US downgrades India’s IPR status

John Kerry Speaks At SelectUSA 2013 Investment Summit

As India and the US seek to improve their bilateral trade by leaps and bounds, the Obama administration on April 27 kept China, Russia and India on its annual list of countries with the worst records of preventing the theft of intellectual property. This development comes as a hurdle in the growing economic ties between India and the US. The US government also cited Switzerland for failing to curb online copyright infringements.

The annual list was released by the US Trade Representative’s Office. It carries no threat of sanctions. However, the list does shame governments and expects them to crack down on piracy and counterfeiting, as well as updating their copyright laws.

“Intellectual property is a critical source of economic growth and high-quality jobs for the United States, and it is more important than ever to prevent foreign governments and competitors from ripping off United States innovators who are trying to support high-paying jobs by exporting their goods and services to consumers around the world,” US Trade Representative Michael Froman said in a statement.

According to the US trade agency, the value-add of the US- held intellectual property was approximately $5 trillion in 2010. This contributed 34% to the US GDP that year and supported 40 million jobs in IP-intensive industries.

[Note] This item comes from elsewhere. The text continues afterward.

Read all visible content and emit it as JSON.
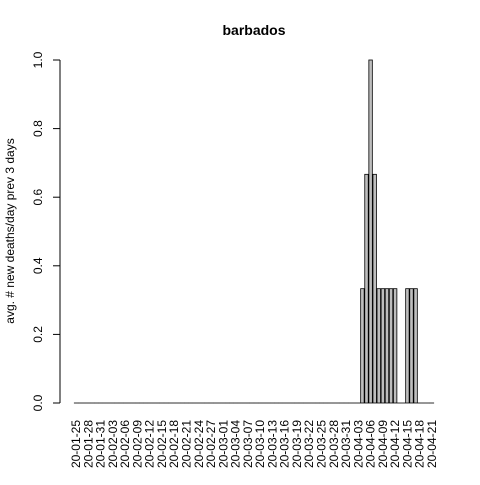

There are 23 other countries on the “Watch List”. The list highlights other IP problems. The countries included in the list are: Barbados, Bolivia, Brazil, Bulgaria, Canada, Colombia, Costa Rica, Dominican Republic, Ecuador, Egypt, Greece, Guatemala, Jamaica, Lebanon, Mexico, Pakistan, Peru, Romania, Switzerland, Turkey, Turkmenistan, Uzbekistan and Vietnam.

India had recently claimed, however, that its intellectual property rights regime was fully in compliance with global norms. “The country will not succumb to any pressure from anywhere to modify it,” said the Commerce Ministry.